I was feeling much better when I came to and the sun had set, the air was more breathable. I walked straight back home, not even trying to be careful of the wild animals of the night, or the trees that ripped into my clothes and skin, trying to hold me back perhaps. My mother was outside making fire for the morning tea when I got home. She gestured me to her room, where I drank a large jug of sour milk, jumped into her bed and slept for two days. When I woke up I was dressed in clean clothes and smelled clean myself. She had washed and bandaged me while I was fighting the trauma of the discovery of so much information”.
He turns to me and with a tired voice concludes his story. “I haven’t been the same since. And I can’t shake it off, my toes are tingling with excitement, something is in the air, and I panic that I might miss it. That is why I come to this place to pray. I come here to atone for our biggest sin; that of doubting our greatness and being caught up in other people’s dreams. Maybe that is my path. Yours is different from mine, but somehow they serve the same purpose, I know”.

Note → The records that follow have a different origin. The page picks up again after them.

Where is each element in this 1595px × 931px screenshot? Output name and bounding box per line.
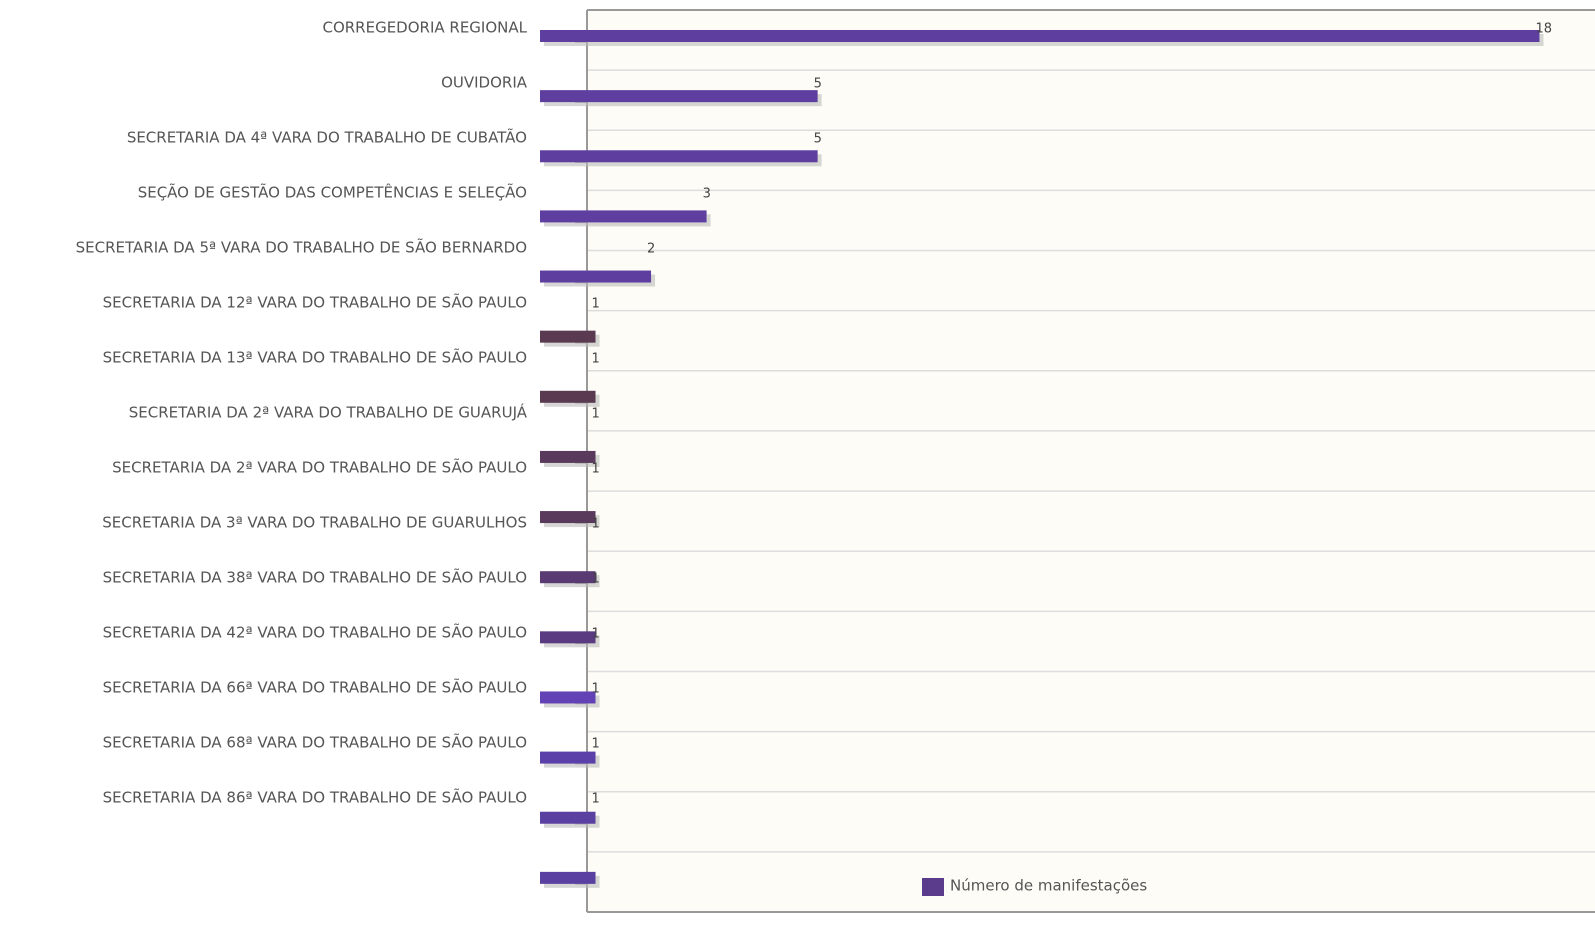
value-label: 1	[592, 297, 600, 312]
bar	[540, 30, 1540, 42]
bar	[540, 330, 596, 343]
value-label: 18	[1535, 22, 1552, 37]
value-label: 2	[647, 242, 655, 257]
y-tick-label: SECRETARIA DA 5ª VARA DO TRABALHO DE SÃO…	[76, 238, 527, 257]
y-tick-label: CORREGEDORIA REGIONAL	[322, 19, 527, 37]
bar	[540, 871, 596, 884]
y-tick-label: SEÇÃO DE GESTÃO DAS COMPETÊNCIAS E SELEÇ…	[138, 183, 527, 202]
y-tick-label: SECRETARIA DA 2ª VARA DO TRABALHO DE SÃO…	[112, 458, 527, 477]
bar	[540, 751, 596, 764]
bar	[540, 450, 596, 463]
value-label: 1	[592, 737, 600, 752]
legend-label: Número de manifestações	[950, 877, 1147, 895]
value-label: 1	[592, 517, 600, 532]
value-label: 3	[703, 187, 711, 202]
bar	[540, 511, 596, 524]
bar	[540, 90, 818, 103]
plot-area	[587, 10, 1595, 912]
value-label: 1	[592, 352, 600, 367]
bar	[540, 811, 596, 824]
bar	[540, 571, 596, 584]
bar	[540, 270, 652, 283]
y-tick-label: SECRETARIA DA 4ª VARA DO TRABALHO DE CUB…	[127, 128, 527, 147]
bar	[540, 691, 596, 704]
value-label: 1	[592, 682, 600, 697]
y-tick-label: SECRETARIA DA 66ª VARA DO TRABALHO DE SÃ…	[103, 678, 527, 697]
value-label: 5	[814, 132, 822, 147]
y-tick-label: SECRETARIA DA 12ª VARA DO TRABALHO DE SÃ…	[103, 293, 527, 312]
value-label: 1	[592, 462, 600, 477]
value-label: 1	[592, 792, 600, 807]
y-tick-label: SECRETARIA DA 13ª VARA DO TRABALHO DE SÃ…	[103, 348, 527, 367]
y-tick-label: SECRETARIA DA 38ª VARA DO TRABALHO DE SÃ…	[103, 568, 527, 587]
y-tick-label: SECRETARIA DA 68ª VARA DO TRABALHO DE SÃ…	[103, 733, 527, 752]
bar	[540, 631, 596, 644]
y-tick-label: OUVIDORIA	[441, 74, 528, 92]
value-label: 1	[592, 407, 600, 422]
value-label: 1	[592, 627, 600, 642]
bar	[540, 150, 818, 163]
legend-swatch	[922, 878, 944, 896]
bar	[540, 390, 596, 403]
value-label: 5	[814, 77, 822, 92]
y-tick-label: SECRETARIA DA 3ª VARA DO TRABALHO DE GUA…	[102, 514, 527, 532]
y-tick-label: SECRETARIA DA 2ª VARA DO TRABALHO DE GUA…	[129, 403, 528, 422]
y-tick-label: SECRETARIA DA 42ª VARA DO TRABALHO DE SÃ…	[103, 623, 527, 642]
bar	[540, 210, 707, 223]
value-label: 1	[592, 572, 600, 587]
y-tick-label: SECRETARIA DA 86ª VARA DO TRABALHO DE SÃ…	[103, 788, 527, 807]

The sun was setting. In my language we would say it is going to its mother, and I remembered my own mother.
This time I was really gonna get it. A girl taking off without consent and being gone for the whole day! I was in for it. I just hoped my father wasn’t there because his methods of punishment were rather painful, a dry towel all over your ass or even, pray god not, a nice thick stick from the pomegranate tree on your ass or sometimes all over when you really pissed him off.
I was too happy to dwell on these unhappy thoughts.
The sun chaser had changed my life, tomorrow would be a different day, because that would be the day I would start practising to be a star. One day I would be the greatest dancer the world had ever seen, I promised myself. Dancing would be my prayer for our atonement. Honey nipped me in the bum and made her mark on me, and we both skipped home. I would get a lot of hidings for disappearing with sun chaser in the future, but the adventures we had are worth a thousand hidings. Maybe one day I’ll tell you the whole story.